- Born: 12 January 1947 Cúil Aodha, County Cork, Ireland
- Died: 2 December 1991 (aged 44) Dún Chaoin, County Kerry, Ireland

= Diarmuid Ó Suilleabháin =

Irish sean nós singer and broadcast journalist

Diarmuid Ó Suilleabháin, also known as "Diarmuidín" was a sean-nós singer and broadcast journalist from Cúil Aodha in the Muskerry Gaeltacht, County Cork, Ireland. He was a broadcaster for Raidió na Gaeltachta.

He died in a car accident in 1991, and a posthumous album of sean nós songs, Bruach na Carraige Báine, was released in 1995.

A music and singing festival, Éigse Dhiarmuid Uí Súilleabháin, was set up in his honour and has been running in the Cúil Aodha and Baile Mhúirne area in the Muskerry Gaeltacht every year since his death.

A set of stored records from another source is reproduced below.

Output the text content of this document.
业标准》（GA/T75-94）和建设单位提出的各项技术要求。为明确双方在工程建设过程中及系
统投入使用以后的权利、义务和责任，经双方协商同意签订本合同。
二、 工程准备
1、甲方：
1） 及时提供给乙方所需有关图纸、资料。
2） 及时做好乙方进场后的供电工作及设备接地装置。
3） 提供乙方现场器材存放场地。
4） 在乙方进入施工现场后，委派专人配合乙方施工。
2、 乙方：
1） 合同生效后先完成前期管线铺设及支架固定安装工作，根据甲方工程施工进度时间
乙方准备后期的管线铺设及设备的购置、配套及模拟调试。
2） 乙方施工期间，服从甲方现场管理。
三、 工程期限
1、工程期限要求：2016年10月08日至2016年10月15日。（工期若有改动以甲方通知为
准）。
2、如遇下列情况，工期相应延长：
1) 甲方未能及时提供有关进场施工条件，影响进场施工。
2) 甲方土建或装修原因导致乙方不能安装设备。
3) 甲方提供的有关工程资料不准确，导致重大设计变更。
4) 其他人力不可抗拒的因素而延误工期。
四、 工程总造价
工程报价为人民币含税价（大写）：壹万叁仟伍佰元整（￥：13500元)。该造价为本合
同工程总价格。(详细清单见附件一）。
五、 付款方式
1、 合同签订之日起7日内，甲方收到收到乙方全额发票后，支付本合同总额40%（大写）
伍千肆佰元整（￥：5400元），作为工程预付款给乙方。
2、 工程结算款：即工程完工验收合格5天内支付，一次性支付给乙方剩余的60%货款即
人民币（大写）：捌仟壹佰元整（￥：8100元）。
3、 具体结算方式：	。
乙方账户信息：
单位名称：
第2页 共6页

The festival organising committee, to mark the 30th year of Éigse Dhiarmuid Uí Súilleabháin, in 2022 released a new album of Diarmuidín's songs titled 'Diarmuidín'. The 20 track album features previously released material as well as 7 new tracks that had never before been published.

His singing influenced the sean nós singer Nell Ní Chróinín, who was born in the same area the year of his death.